Wando Welch Terminal berthing record

The Port of Charleston's Wando Welch Terminal set a berthing milestone on Nov. 4 with three 1,200-foot containerships docked at the same time. Charleston's port continues to buck national trends, with increases in imports and other cargo. English Purcell/State Ports Authority/Provided

The Port of Charleston continued to defy national trends in October with its third-busiest month on record and a double-digit increase in imports at a time when most ports are seeing a slowdown, according to statistics released on Nov. 15.

The State Ports Authority said it moved 256,879 20-foot containers through its terminals last month — slightly less than the all-time record levels seen in March and April.

Loaded import boxes accounted for nearly half of the total, or 121,305 containers. That's a nearly 12.6 percent increase over last year and it came despite reports that retailers have drastically limited holiday imports because their shelves are already full.

Barbara Melvin, the SPA's president and CEO, said Charleston's maritime industry "seamlessly handled record cargo volumes in October," adding the port was the only East Coast site that didn't experience a backlog of ships anchored offshore while waiting for berth space.

The port hit a berthing milestone Nov. 4 by docking three 1,200-foot-long containerships at the same time at the Wando Welch Terminal in Mount Pleasant.

“We continue to efficiently move cargo for our longtime customers — including many automotive manufacturers — while attracting new business and investment from cold storage facilities, solar panel importers, furniture distribution centers, mega retailers and e-commerce sites," Melvin said in a written statement.

The National Retail Federation last week predicted an 8.5 percent drop in imports nationwide for October due to flattening consumer demand, and other ports — mostly on the West Coast — have seen a marked slowdown in recent months. Imports in Los Angeles, for example, dropped more than 26.6 percent in September and Long Beach notched a 23.7 percent drop last month.

"Carriers have begun to pull services and are looking at laying up some ships," maritime analyst Ben Hackett said of the national import outlook.

John McCown, who tracks container movements through U.S. ports each month in The McCown Report, said the disparity in cargo volumes at Charleston versus other places is largely due to its structure as an owner-operator rather than a landlord that leases its terminals to outside companies.

The SPA's business model "invariably requires more and better management with significant operating experience," he said. "Such management has better insight into the success factors, leading to initiatives calling for new terminals and dredging where Charleston has been at the forefront. Better management usually leads to better results, and you can consistently see that in comparisons involving Charleston."

McCown said Charleston also benefits from an ongoing trend of cargo moving away from the West Coast and toward East and Gulf Coast ports because of lower costs and less congestion.

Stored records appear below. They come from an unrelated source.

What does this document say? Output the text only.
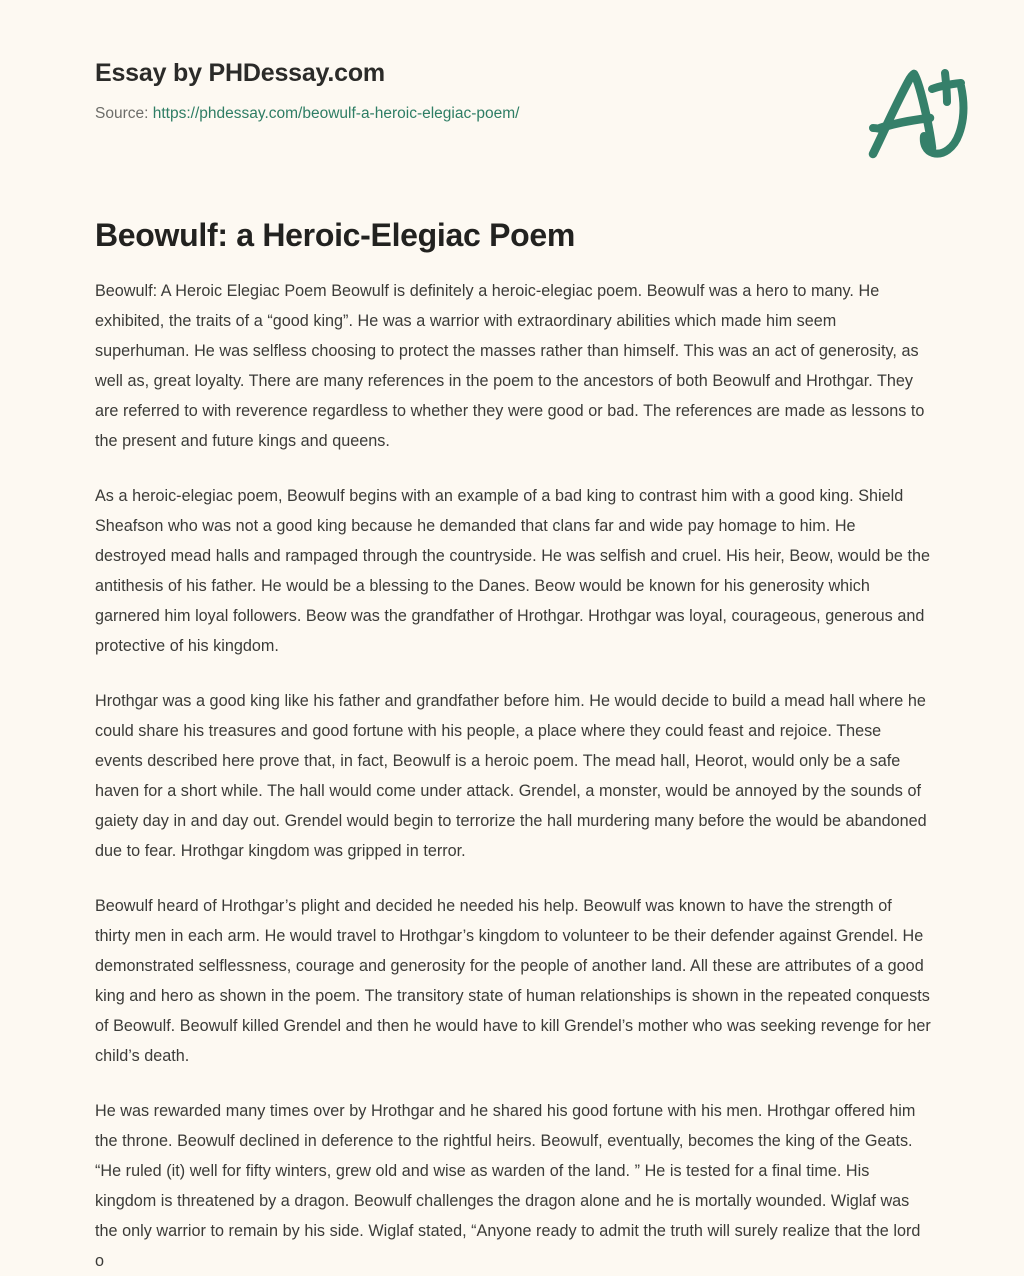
Essay by PHDessay.com
Source: https://phdessay.com/beowulf-a-heroic-elegiac-poem/
Beowulf: a Heroic-Elegiac Poem

Beowulf: A Heroic Elegiac Poem Beowulf is definitely a heroic-elegiac poem. Beowulf was a hero to many. He exhibited, the traits of a “good king”. He was a warrior with extraordinary abilities which made him seem superhuman. He was selfless choosing to protect the masses rather than himself. This was an act of generosity, as well as, great loyalty. There are many references in the poem to the ancestors of both Beowulf and Hrothgar. They are referred to with reverence regardless to whether they were good or bad. The references are made as lessons to the present and future kings and queens.

As a heroic-elegiac poem, Beowulf begins with an example of a bad king to contrast him with a good king. Shield Sheafson who was not a good king because he demanded that clans far and wide pay homage to him. He destroyed mead halls and rampaged through the countryside. He was selfish and cruel. His heir, Beow, would be the antithesis of his father. He would be a blessing to the Danes. Beow would be known for his generosity which garnered him loyal followers. Beow was the grandfather of Hrothgar. Hrothgar was loyal, courageous, generous and protective of his kingdom.

Hrothgar was a good king like his father and grandfather before him. He would decide to build a mead hall where he could share his treasures and good fortune with his people, a place where they could feast and rejoice. These events described here prove that, in fact, Beowulf is a heroic poem. The mead hall, Heorot, would only be a safe haven for a short while. The hall would come under attack. Grendel, a monster, would be annoyed by the sounds of gaiety day in and day out. Grendel would begin to terrorize the hall murdering many before the would be abandoned due to fear. Hrothgar kingdom was gripped in terror.

Beowulf heard of Hrothgar’s plight and decided he needed his help. Beowulf was known to have the strength of thirty men in each arm. He would travel to Hrothgar’s kingdom to volunteer to be their defender against Grendel. He demonstrated selflessness, courage and generosity for the people of another land. All these are attributes of a good king and hero as shown in the poem. The transitory state of human relationships is shown in the repeated conquests of Beowulf. Beowulf killed Grendel and then he would have to kill Grendel’s mother who was seeking revenge for her child’s death.

He was rewarded many times over by Hrothgar and he shared his good fortune with his men. Hrothgar offered him the throne. Beowulf declined in deference to the rightful heirs. Beowulf, eventually, becomes the king of the Geats. “He ruled (it) well for fifty winters, grew old and wise as warden of the land. ” He is tested for a final time. His kingdom is threatened by a dragon. Beowulf challenges the dragon alone and he is mortally wounded. Wiglaf was the only warrior to remain by his side. Wiglaf stated, “Anyone ready to admit the truth will surely realize that the lord o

It's also close to the fast-growing Southeast population base.

"All of these factors are known to management, and operating ports are consistently better marketers of whatever advantages they have to shippers, carriers and other decision makers," he said.

All told, the number of cargo containers moving through Charleston's terminals increased by 9.35 percent from a year ago. While loaded exports fell by nearly 7 percent, the number of empties exported to foreign markets was up 30 percent as overseas manufacturers looked to reposition the number of available containers.

Wando Welch continued to be the SPA's workhorse, accounting for 71 percent of all cargo moves.

The North Charleston Terminal followed with 20 percent of the volume with the roughly 18-month-old Leatherman Terminal in North Charleston handling the remaining 9 percent.

Nearly 17,000 vehicles — mostly BMWs built at the German automaker's Upstate plant — were exported from Columbus Street Terminal on the Charleston peninsula.

Also, slightly more than 24,400 cruise ship passengers passed through Union Pier Terminal in the city's Historic District in October.